A lot of the sci-fi novels I’ve read lately have been the first book in a series of three or five or whatever, as opposed to a stand-alone novel. Where does Barbary Station fall; is it part of a series or a stand-alone novel, and why is it whatever it is?

It stands by itself well, and it’s the first of a trilogy. None of the characters would just sit around after the story is over. In particular, the artificial intelligence story arc introduced in Barbary Station will take three books to conclude.

I asked earlier about the movies, TV shows, and video games that may have influenced Barbary Station. But has there been any interest in adapting Barbary Station into a movie, show, or game?

Though a few people have described Barbary Station as “cinematic,” I’m not aware of any specific interest in adapting it at this time. I think it could make a great comic or video game, because there’s so much going on in and behind every scene. It’d be fun to see what else could’ve happened at certain decision points.

So what kind of game do you think it should be, and who do you think should make it?

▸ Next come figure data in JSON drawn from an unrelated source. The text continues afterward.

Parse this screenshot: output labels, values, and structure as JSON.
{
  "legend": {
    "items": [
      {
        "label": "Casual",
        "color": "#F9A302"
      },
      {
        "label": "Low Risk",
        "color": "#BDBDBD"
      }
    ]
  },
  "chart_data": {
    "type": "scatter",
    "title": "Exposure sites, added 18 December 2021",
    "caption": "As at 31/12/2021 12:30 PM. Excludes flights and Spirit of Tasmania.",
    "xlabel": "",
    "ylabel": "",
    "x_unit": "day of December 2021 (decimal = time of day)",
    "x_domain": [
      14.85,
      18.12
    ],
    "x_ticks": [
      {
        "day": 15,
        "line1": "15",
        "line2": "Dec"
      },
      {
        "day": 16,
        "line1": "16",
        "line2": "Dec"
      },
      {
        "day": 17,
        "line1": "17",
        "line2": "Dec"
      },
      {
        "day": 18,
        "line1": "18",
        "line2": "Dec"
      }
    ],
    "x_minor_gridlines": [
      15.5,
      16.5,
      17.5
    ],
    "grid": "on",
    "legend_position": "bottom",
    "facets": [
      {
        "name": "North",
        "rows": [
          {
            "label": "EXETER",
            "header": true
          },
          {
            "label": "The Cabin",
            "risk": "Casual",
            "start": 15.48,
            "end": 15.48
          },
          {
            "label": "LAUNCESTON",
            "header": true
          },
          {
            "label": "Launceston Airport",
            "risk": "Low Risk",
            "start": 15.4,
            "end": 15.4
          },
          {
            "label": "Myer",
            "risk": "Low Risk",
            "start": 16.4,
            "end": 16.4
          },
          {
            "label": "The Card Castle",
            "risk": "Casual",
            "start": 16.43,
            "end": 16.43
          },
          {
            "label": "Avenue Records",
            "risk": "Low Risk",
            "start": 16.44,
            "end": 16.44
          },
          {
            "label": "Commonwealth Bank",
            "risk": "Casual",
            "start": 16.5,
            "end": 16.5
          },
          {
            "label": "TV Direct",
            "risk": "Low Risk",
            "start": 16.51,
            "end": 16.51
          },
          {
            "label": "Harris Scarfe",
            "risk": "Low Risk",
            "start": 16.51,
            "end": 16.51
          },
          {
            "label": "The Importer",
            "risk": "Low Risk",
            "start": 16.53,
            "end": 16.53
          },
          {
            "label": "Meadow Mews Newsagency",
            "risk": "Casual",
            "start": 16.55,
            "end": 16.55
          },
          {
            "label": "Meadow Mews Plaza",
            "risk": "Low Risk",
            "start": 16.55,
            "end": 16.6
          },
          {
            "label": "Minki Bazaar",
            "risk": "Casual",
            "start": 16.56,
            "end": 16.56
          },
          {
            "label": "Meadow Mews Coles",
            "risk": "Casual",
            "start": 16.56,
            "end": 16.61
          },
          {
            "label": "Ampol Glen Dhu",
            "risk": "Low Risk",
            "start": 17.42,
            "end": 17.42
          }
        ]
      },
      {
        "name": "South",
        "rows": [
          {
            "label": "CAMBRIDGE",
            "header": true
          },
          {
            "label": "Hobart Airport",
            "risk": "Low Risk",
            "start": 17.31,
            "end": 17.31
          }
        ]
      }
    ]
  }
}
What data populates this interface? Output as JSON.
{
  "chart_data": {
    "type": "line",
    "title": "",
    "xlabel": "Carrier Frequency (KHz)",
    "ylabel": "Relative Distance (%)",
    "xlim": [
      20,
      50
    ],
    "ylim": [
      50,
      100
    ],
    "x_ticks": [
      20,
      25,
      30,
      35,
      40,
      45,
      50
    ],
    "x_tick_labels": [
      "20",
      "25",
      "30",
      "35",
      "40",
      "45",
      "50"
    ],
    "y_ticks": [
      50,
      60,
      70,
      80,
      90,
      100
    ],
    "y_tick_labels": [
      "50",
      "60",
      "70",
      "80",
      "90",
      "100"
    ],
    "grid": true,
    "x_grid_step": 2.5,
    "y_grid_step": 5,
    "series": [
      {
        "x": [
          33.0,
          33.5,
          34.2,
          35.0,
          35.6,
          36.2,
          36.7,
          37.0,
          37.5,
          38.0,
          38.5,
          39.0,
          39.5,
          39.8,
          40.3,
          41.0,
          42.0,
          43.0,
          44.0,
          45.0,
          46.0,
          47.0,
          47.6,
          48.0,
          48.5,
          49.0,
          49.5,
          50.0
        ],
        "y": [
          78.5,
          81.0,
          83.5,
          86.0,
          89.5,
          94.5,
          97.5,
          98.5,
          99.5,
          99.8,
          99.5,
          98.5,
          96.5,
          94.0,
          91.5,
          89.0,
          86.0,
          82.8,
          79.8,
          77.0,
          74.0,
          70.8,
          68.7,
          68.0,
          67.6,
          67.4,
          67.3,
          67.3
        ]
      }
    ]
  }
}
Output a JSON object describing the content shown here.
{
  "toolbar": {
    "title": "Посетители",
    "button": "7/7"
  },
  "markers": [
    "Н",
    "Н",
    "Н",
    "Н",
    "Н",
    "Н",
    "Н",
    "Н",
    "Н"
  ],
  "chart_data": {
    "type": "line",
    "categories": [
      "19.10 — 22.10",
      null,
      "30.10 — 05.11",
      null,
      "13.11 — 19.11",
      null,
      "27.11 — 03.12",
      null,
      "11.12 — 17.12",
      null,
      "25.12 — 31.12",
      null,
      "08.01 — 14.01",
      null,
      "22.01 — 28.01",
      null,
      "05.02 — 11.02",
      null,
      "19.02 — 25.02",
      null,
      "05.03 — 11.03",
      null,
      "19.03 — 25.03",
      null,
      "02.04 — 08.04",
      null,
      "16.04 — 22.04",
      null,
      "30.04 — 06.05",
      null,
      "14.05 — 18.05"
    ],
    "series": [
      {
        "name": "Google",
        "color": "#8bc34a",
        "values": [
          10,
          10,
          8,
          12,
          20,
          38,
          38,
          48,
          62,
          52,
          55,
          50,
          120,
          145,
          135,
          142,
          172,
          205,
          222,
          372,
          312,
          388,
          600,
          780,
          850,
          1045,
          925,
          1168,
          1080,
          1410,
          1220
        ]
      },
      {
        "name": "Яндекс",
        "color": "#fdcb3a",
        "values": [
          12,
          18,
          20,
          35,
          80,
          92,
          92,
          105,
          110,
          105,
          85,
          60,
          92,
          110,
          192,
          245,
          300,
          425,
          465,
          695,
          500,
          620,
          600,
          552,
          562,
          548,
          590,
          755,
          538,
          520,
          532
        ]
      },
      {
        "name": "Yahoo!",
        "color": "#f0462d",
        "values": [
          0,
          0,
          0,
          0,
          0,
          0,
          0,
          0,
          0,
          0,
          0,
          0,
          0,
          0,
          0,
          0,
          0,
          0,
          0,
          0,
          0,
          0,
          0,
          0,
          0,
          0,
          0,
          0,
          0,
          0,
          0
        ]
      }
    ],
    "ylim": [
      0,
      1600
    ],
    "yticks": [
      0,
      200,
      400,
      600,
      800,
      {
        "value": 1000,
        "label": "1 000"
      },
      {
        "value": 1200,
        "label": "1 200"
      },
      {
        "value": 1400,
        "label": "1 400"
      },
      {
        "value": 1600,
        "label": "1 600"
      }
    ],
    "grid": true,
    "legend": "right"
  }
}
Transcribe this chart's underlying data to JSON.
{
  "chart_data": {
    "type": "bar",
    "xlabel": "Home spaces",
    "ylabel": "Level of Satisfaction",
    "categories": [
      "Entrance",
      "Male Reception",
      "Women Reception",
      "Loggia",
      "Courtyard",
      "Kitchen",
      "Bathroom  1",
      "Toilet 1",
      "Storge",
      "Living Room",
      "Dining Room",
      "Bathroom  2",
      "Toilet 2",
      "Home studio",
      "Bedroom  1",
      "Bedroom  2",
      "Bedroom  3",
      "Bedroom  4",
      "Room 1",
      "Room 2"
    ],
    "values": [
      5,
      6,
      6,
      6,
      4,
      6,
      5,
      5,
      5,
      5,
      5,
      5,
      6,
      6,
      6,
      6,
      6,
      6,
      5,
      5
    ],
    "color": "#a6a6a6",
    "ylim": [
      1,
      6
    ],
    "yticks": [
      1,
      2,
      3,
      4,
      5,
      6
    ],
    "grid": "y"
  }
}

I’d love to see an episodic graphic adventure game of Barbary Station, in which you choose between in-character decisions our heroines could make, and then see how those play out. That format takes advantage of the narrative and world building to give you a wider view of the characters and their universe. Telltale Games is the major producer of this type of game right now, so much so that a “Telltale” game is practically its own genre. If Campo Santo got inspired to make something similar, that’d also be awesome, because they, too, have a flawless grasp of narrative games.

RE Sterns Barbary Station

Finally, if someone really enjoys Barbary Station what would you suggest they read next and why that?

If you haven’t read Ann Leckie’s books [Ancillary JusticeAncillary Sword, and Ancillary MercyProvenance] for some reason, read those because they are high quality science fiction. If you have, Kameron Hurley’s The Stars Are Legion a.k.a. Lesbians In Space is a visceral tale of even more women doing even more wild things in space. And if you’ve read both of those, Autonomous by Annalee Newitz has pirates and robots and pharmaceutical smuggling. You can’t say no to that.